A family health insurance plan is designed to cover all the members of a family. In other words, in this type of insurance, the entire sum insured is divided among the family members. Also known as a floater plan, it is a cost-effective way to ensure that every member of the family remains guarded in case of a medical emergency.
As there are several family health insurance plans available, choosing the right one can be a daunting task. In this article, we list several parameters that you must look into before zeroing in on the best plan. Let’s get started.
- Sum insured
Sum insured refers to the amount of coverage offered by a plan. Simply put, it’s the maximum amount which your insurer would reimburse in case of a medical claim. While availing a family floater plan, it’s essential to opt for a policy that offers adequate coverage.
Several factors go into choosing the right health insurance plan. Location, number of dependents, family history of diseases, etc., are some crucial elements which you must consider before choosing the sum insured. Medical costs in a tier I city are higher than tier II and tier III cities. Also, treatment in a private hospital is usually more expensive than a government one.
- Network of hospitals covered
Availing the best health insurance for family warrants a close look at the network of hospitals covered. Every insurer has a network of hospitals which might be spread across several cities to the entire country. These network hospitals also allow you to use the cashless treatment facility. Before opting for a family plan, go through the list of hospitals in the insurer’s network.
Make sure that your chosen insurer has collaboration with the leading hospitals in your location. Also, inquire about the reimbursement procedure(s) in case you are treated in a non-network hospital.
- Co-pay and sub-limit clauses
Co-pay and sub-limit are two essential clauses of any health insurance plan. Co-pay refers to the amount which you need to pay from your pocket against the claim amount. For example, in case your health plan has a co-pay clause of 30% and the bill amounts to Rs. 1 lakh, then you need to pay Rs. 30,000 from your savings. The insurer will pay the remaining Rs. 70,000.
Sub-limit refers to the cap on expenses such as room rent, doctor’s fees, etc. For instance, if your plan has a sub-limit of Rs. 2,000 per day for room rent, and your treatment requires you stay in a room whose daily rent is Rs. 4,000, you need to pay the remaining Rs. 2,000 from your own pocket. It’s in your best interest to avail a family health insurance with a low co-pay and high sub-limit, though it may increase the premium a little.
- Waiting period for pre-existing diseases
Most health insurance plans have a waiting period for pre-existing diseases such as arthritis, diabetes, etc. These refer to ailments which you have while buying a health plan. In case of hospitalisation due to them, you aren’t offered any coverage. Coverage starts only after a certain number of years.

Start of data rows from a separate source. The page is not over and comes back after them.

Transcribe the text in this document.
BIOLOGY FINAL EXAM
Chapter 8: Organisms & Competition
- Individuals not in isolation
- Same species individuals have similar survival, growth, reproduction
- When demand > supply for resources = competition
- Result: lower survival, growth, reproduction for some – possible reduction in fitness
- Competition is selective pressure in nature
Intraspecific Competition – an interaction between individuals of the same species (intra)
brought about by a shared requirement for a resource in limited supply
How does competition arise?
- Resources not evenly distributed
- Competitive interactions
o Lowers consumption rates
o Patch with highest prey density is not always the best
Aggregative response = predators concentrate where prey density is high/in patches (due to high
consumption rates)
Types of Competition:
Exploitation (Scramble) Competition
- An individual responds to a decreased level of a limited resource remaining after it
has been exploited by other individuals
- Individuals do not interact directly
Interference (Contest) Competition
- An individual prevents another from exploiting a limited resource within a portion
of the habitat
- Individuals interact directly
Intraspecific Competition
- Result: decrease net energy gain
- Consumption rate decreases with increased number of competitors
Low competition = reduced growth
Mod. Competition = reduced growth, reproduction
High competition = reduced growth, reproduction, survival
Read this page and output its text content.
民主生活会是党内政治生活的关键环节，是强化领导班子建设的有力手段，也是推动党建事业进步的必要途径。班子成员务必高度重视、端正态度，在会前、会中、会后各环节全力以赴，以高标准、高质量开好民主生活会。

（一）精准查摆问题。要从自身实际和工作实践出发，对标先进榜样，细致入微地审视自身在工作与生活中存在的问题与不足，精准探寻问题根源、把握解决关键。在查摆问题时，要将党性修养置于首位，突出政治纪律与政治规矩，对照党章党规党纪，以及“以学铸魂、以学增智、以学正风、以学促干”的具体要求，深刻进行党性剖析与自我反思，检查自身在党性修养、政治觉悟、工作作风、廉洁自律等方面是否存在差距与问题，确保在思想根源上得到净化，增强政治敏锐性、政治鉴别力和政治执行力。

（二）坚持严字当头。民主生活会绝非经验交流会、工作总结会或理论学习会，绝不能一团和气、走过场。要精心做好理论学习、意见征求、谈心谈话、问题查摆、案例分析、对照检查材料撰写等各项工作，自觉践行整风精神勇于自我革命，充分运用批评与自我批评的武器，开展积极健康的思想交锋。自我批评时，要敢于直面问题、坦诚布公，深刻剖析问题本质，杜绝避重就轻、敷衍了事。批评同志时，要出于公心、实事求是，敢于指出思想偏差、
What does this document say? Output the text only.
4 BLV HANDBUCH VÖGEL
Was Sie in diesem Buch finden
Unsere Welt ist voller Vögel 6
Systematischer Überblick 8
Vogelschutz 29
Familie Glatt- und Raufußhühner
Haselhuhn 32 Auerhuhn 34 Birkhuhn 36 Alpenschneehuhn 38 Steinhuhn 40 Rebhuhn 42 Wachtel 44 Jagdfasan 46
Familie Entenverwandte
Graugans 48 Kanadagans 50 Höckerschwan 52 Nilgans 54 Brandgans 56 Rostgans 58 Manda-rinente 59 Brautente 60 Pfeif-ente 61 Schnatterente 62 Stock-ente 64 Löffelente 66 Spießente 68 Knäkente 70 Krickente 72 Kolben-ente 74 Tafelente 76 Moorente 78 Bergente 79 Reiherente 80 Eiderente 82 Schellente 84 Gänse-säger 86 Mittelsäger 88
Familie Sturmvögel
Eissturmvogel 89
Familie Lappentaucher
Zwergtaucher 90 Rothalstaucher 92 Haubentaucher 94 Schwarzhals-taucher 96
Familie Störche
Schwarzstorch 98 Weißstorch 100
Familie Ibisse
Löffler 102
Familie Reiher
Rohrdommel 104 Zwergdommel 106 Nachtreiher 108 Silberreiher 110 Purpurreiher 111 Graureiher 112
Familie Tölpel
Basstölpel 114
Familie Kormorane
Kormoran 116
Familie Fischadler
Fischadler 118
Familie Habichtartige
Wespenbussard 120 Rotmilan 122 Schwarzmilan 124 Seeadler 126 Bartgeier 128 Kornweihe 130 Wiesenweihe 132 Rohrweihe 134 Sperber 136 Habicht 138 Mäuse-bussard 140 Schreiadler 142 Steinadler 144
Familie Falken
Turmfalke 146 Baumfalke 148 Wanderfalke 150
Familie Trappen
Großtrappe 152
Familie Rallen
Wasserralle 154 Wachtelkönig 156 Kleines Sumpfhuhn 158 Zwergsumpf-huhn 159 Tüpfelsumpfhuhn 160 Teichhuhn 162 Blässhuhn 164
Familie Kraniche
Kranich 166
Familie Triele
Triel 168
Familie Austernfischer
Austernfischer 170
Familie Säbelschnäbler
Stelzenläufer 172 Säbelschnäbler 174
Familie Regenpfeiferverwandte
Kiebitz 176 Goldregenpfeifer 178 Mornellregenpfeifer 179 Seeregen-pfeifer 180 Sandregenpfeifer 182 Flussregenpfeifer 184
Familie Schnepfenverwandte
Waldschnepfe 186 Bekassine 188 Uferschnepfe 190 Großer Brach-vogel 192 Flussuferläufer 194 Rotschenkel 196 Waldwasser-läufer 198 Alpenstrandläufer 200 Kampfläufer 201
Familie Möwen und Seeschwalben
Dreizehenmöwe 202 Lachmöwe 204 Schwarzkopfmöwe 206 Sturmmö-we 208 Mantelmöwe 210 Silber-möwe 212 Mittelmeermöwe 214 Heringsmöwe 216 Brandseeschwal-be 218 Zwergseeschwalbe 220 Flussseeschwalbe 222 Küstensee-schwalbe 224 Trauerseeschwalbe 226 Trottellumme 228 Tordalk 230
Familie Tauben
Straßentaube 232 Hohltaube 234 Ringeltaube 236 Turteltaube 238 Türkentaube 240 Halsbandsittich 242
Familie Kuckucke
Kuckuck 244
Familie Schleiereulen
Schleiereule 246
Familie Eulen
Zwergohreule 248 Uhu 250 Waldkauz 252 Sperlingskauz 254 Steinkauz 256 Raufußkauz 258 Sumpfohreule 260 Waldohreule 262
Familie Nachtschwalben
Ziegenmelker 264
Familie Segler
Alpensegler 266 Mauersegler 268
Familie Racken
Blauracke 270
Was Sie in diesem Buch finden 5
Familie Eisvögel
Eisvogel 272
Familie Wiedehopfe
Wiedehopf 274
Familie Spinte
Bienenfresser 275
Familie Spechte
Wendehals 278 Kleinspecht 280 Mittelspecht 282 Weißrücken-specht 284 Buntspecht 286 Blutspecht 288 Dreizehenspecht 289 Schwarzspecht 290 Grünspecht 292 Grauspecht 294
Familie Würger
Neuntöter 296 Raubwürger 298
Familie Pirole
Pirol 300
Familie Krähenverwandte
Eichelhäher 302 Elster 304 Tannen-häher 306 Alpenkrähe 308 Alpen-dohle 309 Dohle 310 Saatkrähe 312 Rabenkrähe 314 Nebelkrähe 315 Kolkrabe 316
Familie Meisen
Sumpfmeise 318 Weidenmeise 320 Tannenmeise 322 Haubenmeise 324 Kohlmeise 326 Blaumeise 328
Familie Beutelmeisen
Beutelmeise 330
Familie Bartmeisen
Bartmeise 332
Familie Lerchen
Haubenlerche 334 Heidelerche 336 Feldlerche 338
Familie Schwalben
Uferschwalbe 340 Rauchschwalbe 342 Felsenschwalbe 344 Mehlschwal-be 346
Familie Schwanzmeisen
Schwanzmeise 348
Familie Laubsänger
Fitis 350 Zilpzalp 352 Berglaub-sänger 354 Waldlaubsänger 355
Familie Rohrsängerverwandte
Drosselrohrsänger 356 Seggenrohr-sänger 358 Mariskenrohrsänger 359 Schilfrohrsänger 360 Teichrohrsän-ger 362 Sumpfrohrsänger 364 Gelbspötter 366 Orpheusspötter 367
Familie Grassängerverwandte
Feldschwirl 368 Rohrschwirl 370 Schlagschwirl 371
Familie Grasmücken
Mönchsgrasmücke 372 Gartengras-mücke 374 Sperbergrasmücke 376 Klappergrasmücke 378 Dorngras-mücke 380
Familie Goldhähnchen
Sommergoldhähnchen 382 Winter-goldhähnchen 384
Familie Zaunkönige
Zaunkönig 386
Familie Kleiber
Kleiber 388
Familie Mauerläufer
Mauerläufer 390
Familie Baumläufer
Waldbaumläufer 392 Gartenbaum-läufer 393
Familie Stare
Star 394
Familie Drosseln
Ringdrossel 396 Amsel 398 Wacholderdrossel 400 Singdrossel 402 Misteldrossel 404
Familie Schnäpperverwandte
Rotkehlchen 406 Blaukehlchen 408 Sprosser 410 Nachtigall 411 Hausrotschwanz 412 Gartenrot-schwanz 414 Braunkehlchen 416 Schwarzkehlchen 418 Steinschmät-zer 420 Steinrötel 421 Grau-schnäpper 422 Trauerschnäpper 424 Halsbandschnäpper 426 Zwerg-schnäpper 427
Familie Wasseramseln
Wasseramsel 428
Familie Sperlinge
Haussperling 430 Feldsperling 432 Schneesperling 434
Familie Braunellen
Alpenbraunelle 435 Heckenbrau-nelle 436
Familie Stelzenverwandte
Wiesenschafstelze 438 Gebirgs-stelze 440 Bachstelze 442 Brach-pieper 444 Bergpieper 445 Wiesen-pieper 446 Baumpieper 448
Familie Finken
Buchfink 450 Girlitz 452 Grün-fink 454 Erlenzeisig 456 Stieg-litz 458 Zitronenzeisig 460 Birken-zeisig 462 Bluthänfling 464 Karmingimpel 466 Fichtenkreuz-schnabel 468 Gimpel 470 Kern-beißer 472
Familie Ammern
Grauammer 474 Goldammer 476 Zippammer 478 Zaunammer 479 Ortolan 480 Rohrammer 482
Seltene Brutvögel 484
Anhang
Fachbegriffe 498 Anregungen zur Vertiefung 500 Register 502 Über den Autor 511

While choosing a family health insurance policy, do find out about the waiting period for pre-existing ailments. The lesser it is, the better it is for you and your family members. Additionally, do find out about the No Claims Bonus (NCB) on offer. It’s a feature that rewards for a claim-free year. The sum insured is increased at no additional cost.
Note that premium for a family health insurance plan depends on the age of the eldest member of a family. Compare quotes from multiple insurers before making a choice. Bajaj Finserv offers a rage of health insurance plans that offer comprehensive health coverage for your family members. While purchasing a health insurance policy, one should always go through the policy document that includes the inclusions and exclusions of the policy. Understanding of the policy terms and conditions can be instrumental at the time of making claims.